どんな風なものを買ったのか知らないけど、
多分女性ものだったらアルバフィカに全部にあうだろうなぁー。



「違います!」



アガシャちゃんに凄い勢いで否定された。
先ほどからとても必死で、善良なアガシャちゃんの様子に私は思い当たったしまった。
もしかして、この子…。




「ねえ、アガシャちゃんはアルバフィカのこと好きなの?」



「っえ!?
 ええ!?そ、そんなことはないですよ!」



茹でたタコのようにアガシャちゃんの顔が一気に真っ赤になった。
これは確実だな。




「やっぱりかー。
 アルバフィカのことでめっちゃくちゃ必死だもんね。」



いやー、青春してるね。
私は恋とかしたこと無いな。



「ち、違いますよ!
 それに、恋してたとしても、叶う事はないんです。」

「…」



あ。なんか一気に暗くなった。
恋する乙女はいつも一喜一憂って本当だなァ・・・。



「諦めたら、叶う事もかなわないよ」
「え…?」
「叶うか叶わないかは、正直相手とアガシャちゃん次第だとは思うけど…何もしないで諦めたらそこでもう何もかも終わりじゃない?」



凄い監督も諦めたらそこで試合は終了っていってたし。



「叶う叶わないは置いておいて、
 アタックし続けないと何も始まらないよ。
 身分とか年の差とか体裁とかそんなの気にしないで、全部ひっくり返しちゃう心も血じゃないと何も変わらないよ」


って、友人の美奈子がガールズトーク内で不定期開催される「美奈子の相談室」でいってた。
案外確信をつく相談室は友人内でとても人気だった。私は一回も相談したことないけれど。




「サナエさん…。」
「でしょ?」



アガシャちゃんの眼がうるんでる。
恐らく、本当に悩んでたんだなァ。
誰にも相談できなくて、辛かったんだと思う。



「このことを、誰かほかの女の子に相談で来てよかったです…。」



「そっか、よかったね。
 って、え?女の子?」
「え、ちがうんですか?」



・・・・もしかして、ばれてた?





「い、い、いつわかったの!?」
「最初は男の人かと思ったんですけど、話してるうちにわかったんです。」
「そ、そっかぁ…。
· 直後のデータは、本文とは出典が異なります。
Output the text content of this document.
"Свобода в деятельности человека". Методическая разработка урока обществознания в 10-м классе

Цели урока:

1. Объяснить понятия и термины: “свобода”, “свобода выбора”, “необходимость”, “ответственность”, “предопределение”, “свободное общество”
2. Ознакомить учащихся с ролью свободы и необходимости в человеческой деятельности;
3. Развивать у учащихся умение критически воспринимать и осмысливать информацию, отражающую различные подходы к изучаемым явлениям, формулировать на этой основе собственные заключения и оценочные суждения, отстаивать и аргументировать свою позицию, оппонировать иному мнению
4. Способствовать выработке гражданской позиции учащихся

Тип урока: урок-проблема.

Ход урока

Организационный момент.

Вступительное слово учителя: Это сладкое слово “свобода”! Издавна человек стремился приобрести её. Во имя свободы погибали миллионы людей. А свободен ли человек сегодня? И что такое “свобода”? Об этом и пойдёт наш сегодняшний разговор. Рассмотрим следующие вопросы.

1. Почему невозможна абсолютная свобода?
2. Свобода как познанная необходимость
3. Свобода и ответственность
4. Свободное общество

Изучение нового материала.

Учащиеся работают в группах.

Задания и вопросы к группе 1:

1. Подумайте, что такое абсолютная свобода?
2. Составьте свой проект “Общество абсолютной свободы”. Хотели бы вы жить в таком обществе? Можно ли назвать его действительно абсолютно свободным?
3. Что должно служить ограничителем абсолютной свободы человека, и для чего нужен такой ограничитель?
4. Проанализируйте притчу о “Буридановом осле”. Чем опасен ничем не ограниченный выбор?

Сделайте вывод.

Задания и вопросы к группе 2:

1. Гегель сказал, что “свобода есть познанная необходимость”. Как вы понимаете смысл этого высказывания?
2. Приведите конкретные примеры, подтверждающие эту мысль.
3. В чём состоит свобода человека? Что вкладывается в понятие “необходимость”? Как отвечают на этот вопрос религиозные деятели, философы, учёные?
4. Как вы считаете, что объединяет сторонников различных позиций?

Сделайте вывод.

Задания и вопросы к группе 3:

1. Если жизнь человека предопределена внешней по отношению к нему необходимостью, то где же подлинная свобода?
」




あー、確かにガールズトークしてるうちに女っぽいしゃべり方してたかも。
…今度から気を付けないとな。



「サナエさん。
 これからも、相談してもいいですか?」



でもま、いいか。




「もちろんだよ!
 いつでも相談してよ!
 あ。でも次はいつこっち来れるかわかんないけど。」




セージさんから許可なんてそう簡単に下りないしなぁ…。
前に無断で出ちゃいけないって言われたし…。
だけどまあ、今日みたいにすれば平気かもな。




「よろしくお願いします!」
「こっちこそよろしく!」




こうして私はこっちに来て初めての普通の女友だちを作った。